Critical Thinking: I spend a lot of time teaching the art of critical thinking to the students in my classroom. Critical thinking skills allow students to be skeptical and open-minded. Critical thinker’s value fair-mindedness, they respect evidence and reasoning. They are able to understand perspective or different points of view and know how to change positions or reach a consensus when it is reasonable to do so. An very important part of teaching critical thinking is metacognition. Metacongition is thinking about one's own thinking. More specifically, "metacognition is being aware of one's thinking as one performs specific tasks and then using this awareness to control what one is doing" (Jones & Ratcliff, 1993).

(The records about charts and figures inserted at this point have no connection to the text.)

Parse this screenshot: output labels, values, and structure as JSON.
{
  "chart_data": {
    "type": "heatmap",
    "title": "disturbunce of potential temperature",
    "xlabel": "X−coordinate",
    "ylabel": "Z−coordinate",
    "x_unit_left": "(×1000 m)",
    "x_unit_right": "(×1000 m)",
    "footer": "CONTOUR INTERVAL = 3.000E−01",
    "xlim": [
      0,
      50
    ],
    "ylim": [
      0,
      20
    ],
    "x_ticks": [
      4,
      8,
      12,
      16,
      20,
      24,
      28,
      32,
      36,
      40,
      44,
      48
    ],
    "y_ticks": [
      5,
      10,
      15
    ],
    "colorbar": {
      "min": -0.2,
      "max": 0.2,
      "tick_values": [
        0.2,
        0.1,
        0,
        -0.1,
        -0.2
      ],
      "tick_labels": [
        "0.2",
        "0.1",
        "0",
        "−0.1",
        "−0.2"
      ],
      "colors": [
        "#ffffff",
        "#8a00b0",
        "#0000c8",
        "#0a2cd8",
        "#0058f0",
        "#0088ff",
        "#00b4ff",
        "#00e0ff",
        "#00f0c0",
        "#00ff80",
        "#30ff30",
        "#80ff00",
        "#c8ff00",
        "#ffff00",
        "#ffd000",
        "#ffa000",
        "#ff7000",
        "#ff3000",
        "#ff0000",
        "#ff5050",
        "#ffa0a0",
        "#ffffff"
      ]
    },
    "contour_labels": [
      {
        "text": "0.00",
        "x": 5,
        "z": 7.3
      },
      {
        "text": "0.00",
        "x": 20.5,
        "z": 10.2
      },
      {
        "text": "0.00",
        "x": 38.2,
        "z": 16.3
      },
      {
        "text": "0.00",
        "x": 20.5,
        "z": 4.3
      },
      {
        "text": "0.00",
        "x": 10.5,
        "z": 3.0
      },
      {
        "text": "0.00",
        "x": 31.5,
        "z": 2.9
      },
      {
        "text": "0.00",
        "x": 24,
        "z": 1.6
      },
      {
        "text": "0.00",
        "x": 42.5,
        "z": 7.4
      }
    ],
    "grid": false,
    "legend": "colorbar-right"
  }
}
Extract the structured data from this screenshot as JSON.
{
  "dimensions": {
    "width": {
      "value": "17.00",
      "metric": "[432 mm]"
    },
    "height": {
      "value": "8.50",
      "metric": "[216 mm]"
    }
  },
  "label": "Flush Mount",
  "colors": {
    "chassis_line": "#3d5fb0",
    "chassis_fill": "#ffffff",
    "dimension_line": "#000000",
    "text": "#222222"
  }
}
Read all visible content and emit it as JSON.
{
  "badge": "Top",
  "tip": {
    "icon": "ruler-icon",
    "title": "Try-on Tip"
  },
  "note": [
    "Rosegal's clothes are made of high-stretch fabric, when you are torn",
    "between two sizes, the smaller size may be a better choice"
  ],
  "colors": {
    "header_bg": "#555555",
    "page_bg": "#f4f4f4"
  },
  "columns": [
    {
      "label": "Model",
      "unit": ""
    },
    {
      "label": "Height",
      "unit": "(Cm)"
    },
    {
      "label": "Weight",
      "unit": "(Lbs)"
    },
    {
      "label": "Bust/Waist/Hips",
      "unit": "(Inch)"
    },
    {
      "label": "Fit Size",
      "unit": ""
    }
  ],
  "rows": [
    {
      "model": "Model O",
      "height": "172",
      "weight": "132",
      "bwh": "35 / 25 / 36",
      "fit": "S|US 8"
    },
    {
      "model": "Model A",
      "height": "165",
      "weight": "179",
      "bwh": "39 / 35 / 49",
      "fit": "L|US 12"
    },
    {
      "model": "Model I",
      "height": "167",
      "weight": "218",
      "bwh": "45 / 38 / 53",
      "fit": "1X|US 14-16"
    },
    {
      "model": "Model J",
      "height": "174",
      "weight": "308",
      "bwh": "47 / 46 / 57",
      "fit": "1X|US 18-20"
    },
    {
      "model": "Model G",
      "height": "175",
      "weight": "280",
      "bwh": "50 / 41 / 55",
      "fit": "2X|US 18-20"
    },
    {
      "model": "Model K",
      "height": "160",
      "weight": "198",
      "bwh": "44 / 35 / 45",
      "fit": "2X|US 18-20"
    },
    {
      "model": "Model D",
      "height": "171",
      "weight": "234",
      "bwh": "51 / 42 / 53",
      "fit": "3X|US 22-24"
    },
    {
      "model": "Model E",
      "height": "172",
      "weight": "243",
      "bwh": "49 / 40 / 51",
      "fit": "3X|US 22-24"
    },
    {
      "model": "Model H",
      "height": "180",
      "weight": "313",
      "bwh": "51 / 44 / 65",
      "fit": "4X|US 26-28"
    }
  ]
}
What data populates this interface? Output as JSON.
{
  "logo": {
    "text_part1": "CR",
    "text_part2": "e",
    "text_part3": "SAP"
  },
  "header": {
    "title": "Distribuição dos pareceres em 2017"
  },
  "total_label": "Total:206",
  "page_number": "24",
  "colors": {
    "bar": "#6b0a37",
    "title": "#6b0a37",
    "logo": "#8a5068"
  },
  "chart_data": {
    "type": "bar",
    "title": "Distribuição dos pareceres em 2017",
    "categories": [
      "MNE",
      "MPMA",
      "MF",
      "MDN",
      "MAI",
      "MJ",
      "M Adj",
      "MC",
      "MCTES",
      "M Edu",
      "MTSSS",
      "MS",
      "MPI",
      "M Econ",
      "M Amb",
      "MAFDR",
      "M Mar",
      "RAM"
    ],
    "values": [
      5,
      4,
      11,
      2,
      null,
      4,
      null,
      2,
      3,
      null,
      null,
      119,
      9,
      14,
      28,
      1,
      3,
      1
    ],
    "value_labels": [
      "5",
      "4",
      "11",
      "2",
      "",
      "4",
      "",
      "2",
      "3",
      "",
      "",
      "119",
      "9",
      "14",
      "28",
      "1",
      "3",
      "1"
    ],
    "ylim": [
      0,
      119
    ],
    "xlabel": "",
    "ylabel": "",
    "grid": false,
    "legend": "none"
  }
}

Cooperative Learning: On the same note cooperative learning skills are essential. Cooperative learning not only produces greater student achievement than traditional learning (Slavin, 1984) it prepares my students for the world they will be entering as adults. Companies are finding it more beneficial and profitable for them to combine the knowledge and manpower of a team to accomplish a work goal. Teams of people working together are able to accomplish more than individuals working alone.

Responsible Citizenship: Burmaster (2003) said that service-learning is especially relevant as a methodology for teaching citizenship education. It is important for students to learn and understand what their responsibilities as citizens in a democratic society are. My job as a teacher is to work with parents to help strengthen the desire and capacity of students to perform civic obligations.


Burmaster, E. (2003, August). A democracy at risk: Engaging students as citizens. Citizenship Matters, Education Commission of the States. Retrieved April 23, 2011, from www.ecs.org/clearinghouse/ 46/74/4674.doc

Jones, E. A. & Ratcliff, G. (1993). Critical thinking skills for college students. National Center on Postsecondary Teaching, Learning, and Assessment, University Park, PA. (Eric Document Reproduction Services No. ED 358 772)

Slavin, R. E. (1984). Team assisted individualization: Cooperative learning and individualized instruction in the mainstreamed classroom. Remedial and Special Education, 5, 33-42.